For the last time, filling shadowmaps or volumes is NOT a shader heavy operation, it's not even remotely close to being one.
With shadowmaps you're talking about rendering stuff where 4VS could be enough to hit the vertex setup limit of Xenos. It's pretty much a given that RSX will also be setup limited in this situation - the question is what the triangle setup speed really is. It may be lower or higher then Xenos, but I am quite sure it's not anywhere close to being 6x lower.
 
shadows

Jawed said:
No. Because rendering a frame in modern graphics engines no longer consists of a single pass of vertex shading leading directly into pixel shading, i.e. vertices leading into rasterised pixels, which are then textured and shaded.

Some shadow-capable engines construct the shadows in a scene using a pre-pass for the frame. The graphics card constructs a z/stencil model which describes how the shadows from each light fall across the scene. While constructing this model, there's no need to texture or shade any pixels. Colour is immaterial.

The engine simply wants to know which pixels are shadowed.

Jawed

So this scene is constructed entirely of shadows without textures or pixels? You will have to educate me on this.

By the way, triangle setup limit on Xenos is 500M per sec no? So how many triangles per clock?
 
ihamoitc2005 said:
Efficiency is per scene based on vertex and pixel shader requirement. Xenos can adapt to varing needs. In scenes where 1 vertex shader is required, Xenos is efficient, but RSX wastes 7 vertex shaders, hence RSX less efficient. RSX compensates by having more pixel-shader capability than Xenos so wastage is not liability except in terms of chip size and cost.

Yeah, I can see that. However, I was replying to the poster who picked an arbitrary number , i.e. 90 % efficiency...what is the 90% measuring exactly from PR?

Jawed said:
Before we even start to count all the scheduling efficiencies that accrue from Xenos's scheduler, you've got basic stumbling blocks inside RSX's superscalar architecture. RSX's ALUs sitting idle because of register bandwidth restrictions, or because dual-issues are not possible on successively dependent instructions.

Do you seriously expect me to accept that a stall-less, zero-latency-branch pipeline is not more efficient than a conventional GPU pipeline? Have you entirely forgotten the scheduler discussions?

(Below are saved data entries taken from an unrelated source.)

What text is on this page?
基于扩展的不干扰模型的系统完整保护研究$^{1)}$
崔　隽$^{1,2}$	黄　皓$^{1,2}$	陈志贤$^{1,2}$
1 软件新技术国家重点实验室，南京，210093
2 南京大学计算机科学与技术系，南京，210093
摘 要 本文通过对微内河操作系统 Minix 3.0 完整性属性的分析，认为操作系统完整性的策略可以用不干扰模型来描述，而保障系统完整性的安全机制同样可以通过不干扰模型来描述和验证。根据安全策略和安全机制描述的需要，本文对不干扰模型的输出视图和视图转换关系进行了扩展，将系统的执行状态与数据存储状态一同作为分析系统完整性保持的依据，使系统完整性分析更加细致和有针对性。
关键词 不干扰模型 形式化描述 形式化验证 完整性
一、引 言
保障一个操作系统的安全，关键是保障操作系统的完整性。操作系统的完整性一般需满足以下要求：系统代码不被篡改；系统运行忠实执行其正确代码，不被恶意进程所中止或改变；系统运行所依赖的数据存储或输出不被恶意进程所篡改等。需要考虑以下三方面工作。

I'm not going over old ground again. Look at my reply, there was a reason I bolded VASTLY in my reply. It's your liberal use of unfounded superlatives that I was objecting to...

Jawed said:
With predication on each pixel. See the ATI patent on nested control flow:

http://v3.espacenet.com/textdoc?DB=EPODOC&IDX=US2005154864&F=0

The big deal about Xenos is the 64-pixel batches. As opposed to 1024 in RSX. Makes a vast difference in whether code with a dynamic branch is faster or not. The ideal would be 1-pixel batches. But the scheduler/register file/batch queue would be ginormous. So the compromise is an 8x8 tile. As opposed to RSX's 32x32 tile.

Jawed

So Xenos can't do per pixel dynamic branching then as you suggested...
And can you show me a link where RSX has 1024 pixel batches? IIRC, someone on this board hinted at 256...

Dave Baumann said:
I'm illustrating that these "if Xenos does this and RSX does that with the vertex shaders / pixel shaders one is less powerful then the other" trails are just stupid. It completely ignores the structure of the ALU's themselve, its ignores the the arragement of the ALU's, its ignores the efficiency of them - I mean we haven't even counted the extra 16 (filtered) texture address processors for Xenos, which uses ALU cycles on RSX; do we know if RSX has dedicated shader interpolators either?

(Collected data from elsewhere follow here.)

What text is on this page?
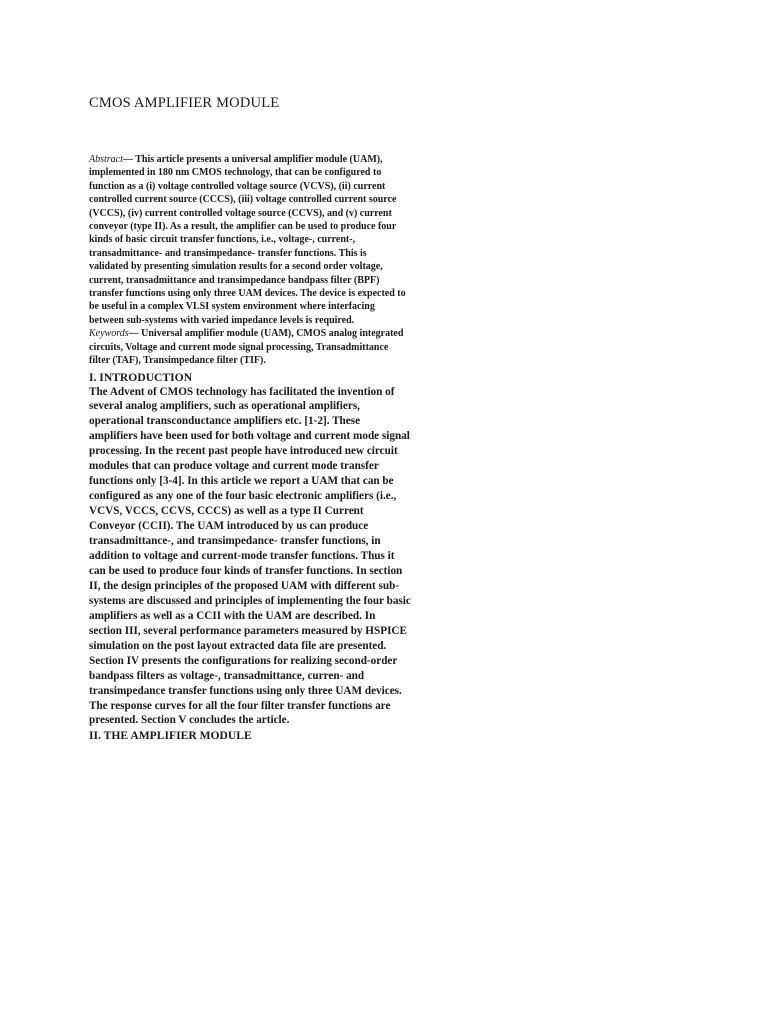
CMOS AMPLIFIER MODULE
Abstract— This article presents a universal amplifier module (UAM), implemented in 180 nm CMOS technology, that can be configured to function as a (i) voltage controlled voltage source (VCVS), (ii) current controlled current source (CCCS), (iii) voltage controlled current source (VCCS), (iv) current controlled voltage source (CCVS), and (v) current conveyor (type II). As a result, the amplifier can be used to produce four kinds of basic circuit transfer functions, i.e., voltage-, current-, transadmittance- and transimpedance- transfer functions. This is validated by presenting simulation results for a second order voltage, current, transadmittance and transimpedance bandpass filter (BPF) transfer functions using only three UAM devices. The device is expected to be useful in a complex VLSI system environment where interfacing between sub-systems with varied impedance levels is required.
Keywords— Universal amplifier module (UAM), CMOS analog integrated circuits, Voltage and current mode signal processing, Transadmittance filter (TAF), Transimpedance filter (TIF).
I. INTRODUCTION
The Advent of CMOS technology has facilitated the invention of several analog amplifiers, such as operational amplifiers, operational transconductance amplifiers etc. [1-2]. These amplifiers have been used for both voltage and current mode signal processing. In the recent past people have introduced new circuit modules that can produce voltage and current mode transfer functions only [3-4]. In this article we report a UAM that can be configured as any one of the four basic electronic amplifiers (i.e., VCVS, VCCS, CCVS, CCCS) as well as a type II Current Conveyor (CCII). The UAM introduced by us can produce transadmittance-, and transimpedance- transfer functions, in addition to voltage and current-mode transfer functions. Thus it can be used to produce four kinds of transfer functions. In section II, the design principles of the proposed UAM with different sub-systems are discussed and principles of implementing the four basic amplifiers as well as a CCII with the UAM are described. In section III, several performance parameters measured by HSPICE simulation on the post layout extracted data file are presented. Section IV presents the configurations for realizing second-order bandpass filters as voltage-, transadmittance, curren- and transimpedance transfer functions using only three UAM devices. The response curves for all the four filter transfer functions are presented. Section V concludes the article.
II. THE AMPLIFIER MODULE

Okay, your post wasn't clear as it was suggesting a contradiction to my reply to Scooby with the numbers you presented.

Yes I agree with your post in general. But my reply to Scooby was an extreme case that shows boundaries/ limits of the architectures including the CPU. You have a narrow set of options. In that extreme scenario you can get an 'idea' of the options available to you and attempt a comparison. And it was addressing Scooby's comments about Cell,

"If PS3 needs to use CELL to achieve the same graphics processing power as the Xenos, then doesn't much of the PS3 CPU advantage go out the window?"

And no...Cells advantage doesn't go out of the window...
 
Lysander said:
what demos? realtime, ingame, "realtime" cinematic, prerendered, prerendered with only 1 3d frame real time....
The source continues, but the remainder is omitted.